Moreover, within the theoretical framework of this survey, mention should be made of the need to provide access to cultural heritage in such a way that it can be enjoyed by persons who are blind or have some visual impairment but, at the same time, by all the other members of society, in concordance with the philosophies of Universal Design (Wolfgang & Ostroff, 2003), Inclusive Design (Clarkson et al., 2003) Keates & Clarkson, 2003) or Design for Everyone (Barnes, 2011). In this sense, this study focuses on aspects that go beyond orientation and the understanding of space by people with visual disabilities, one of the main problems this group of users has to deal with. Thus, this paper seeks to demonstrate how it is possible to show the contents of architectural cultural heritage to people who have difficulties to access it.

Inclusive Design, Universal Design or Design for Everyone is a design philosophy that promotes the integration, participation, use and enjoyment of environments, products and services by everyone, regardless of their physical, sensory or cognitive abilities.

Hence, tangible graphics (including cartographic maps, urban development plans, etc.) and tactile models are devices that are primarily used to make it easier for visually impaired people to access graphic and volumetric information, regardless of whether they are blind or have low vision, as is the case of many elderly people. Yet, if the design process envisages the possibility of interacting with these devices in a number of different ways, this will expand the range of users that can benefit from their implementation in harmony with the philosophy of Inclusive Design.

Key Terms in this Chapter

The Order of the Temple: Old christian military-monastic order founded in 1118 by knights Hugo Payens and Godfrey of Saint-Adhemar to guard the pilgrims on their way to the Holy Land.

Tactile Perception: Brain stimulation achieved through the sense of touch that conveys as a physical reality of an object of our environment by combining the skin senses: pressure, vibration, and stretching.

Renaissance-Style Architecture: It is the architecture of the period between the early 15th and early 17th centuries in different regions of Europe with a revival and development of certain elements of ancient Greek and Roman.

3D Scanner: Electronic device that scans an object or scene and collects information from its shape and sometimes also its color, making possible build three-dimensional digital models for different applications.

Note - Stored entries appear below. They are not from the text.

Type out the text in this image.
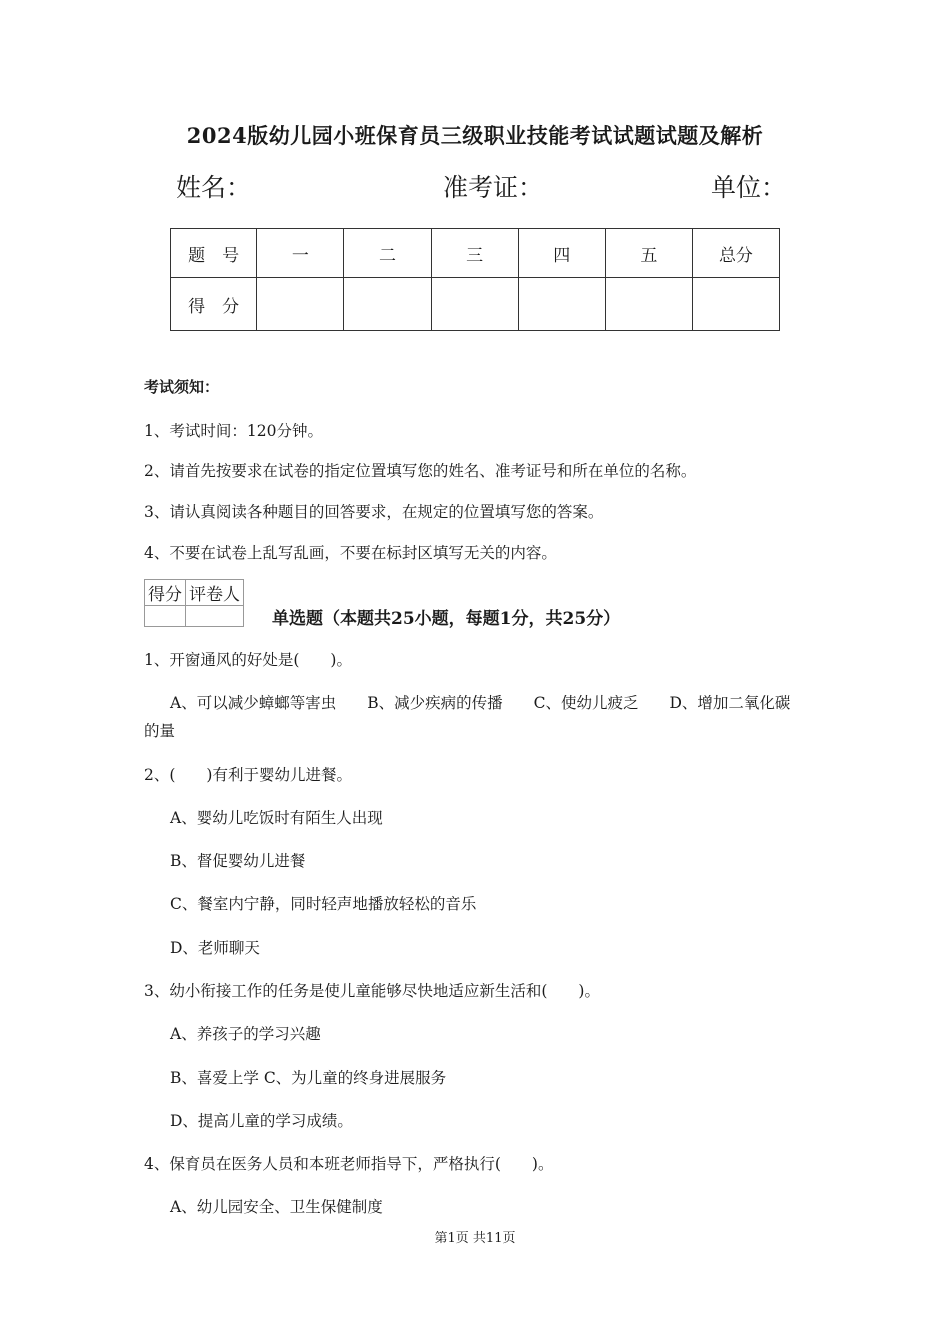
2024版幼儿园小班保育员三级职业技能考试试题试题及解析
姓名：	准考证：	单位：
题　号	一	二	三	四	五	总分
得　分						
考试须知：
1、考试时间：120分钟。
2、请首先按要求在试卷的指定位置填写您的姓名、准考证号和所在单位的名称。
3、请认真阅读各种题目的回答要求，在规定的位置填写您的答案。
4、不要在试卷上乱写乱画，不要在标封区填写无关的内容。
得分	评卷人

单选题（本题共25小题，每题1分，共25分）
1、开窗通风的好处是(　　)。
A、可以减少蟑螂等害虫　　B、减少疾病的传播　　C、使幼儿疲乏　　D、增加二氧化碳
的量
2、(　　)有利于婴幼儿进餐。
A、婴幼儿吃饭时有陌生人出现
B、督促婴幼儿进餐
C、餐室内宁静，同时轻声地播放轻松的音乐
D、老师聊天
3、幼小衔接工作的任务是使儿童能够尽快地适应新生活和(　　)。
A、养孩子的学习兴趣
B、喜爱上学 C、为儿童的终身进展服务
D、提高儿童的学习成绩。
4、保育员在医务人员和本班老师指导下，严格执行(　　)。
A、幼儿园安全、卫生保健制度
第1页 共11页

Tactile Model: Scale model of an object or building that allows blind and visually impaired people interpret shapes and volumes of the represented element through touch.

Vistabella del Maestrazgo: Municipality located in the Northwest of Castellon province (Spain) in the Alto Maestrazgo region (Old Mastership of Montesa).

Architectural Heritage Photogrammetry: The science of taking measurements from photographs by computational models.

Virtual Model: 3D model of an inanimate or alive object developed mathematically and obtained using specialized software.

Maestrazgo de Montesa: Geographical territory that belonged to the ancient Order of Saint Mary of Montesa comprising territories at the Nort of the Castellón province (Spain).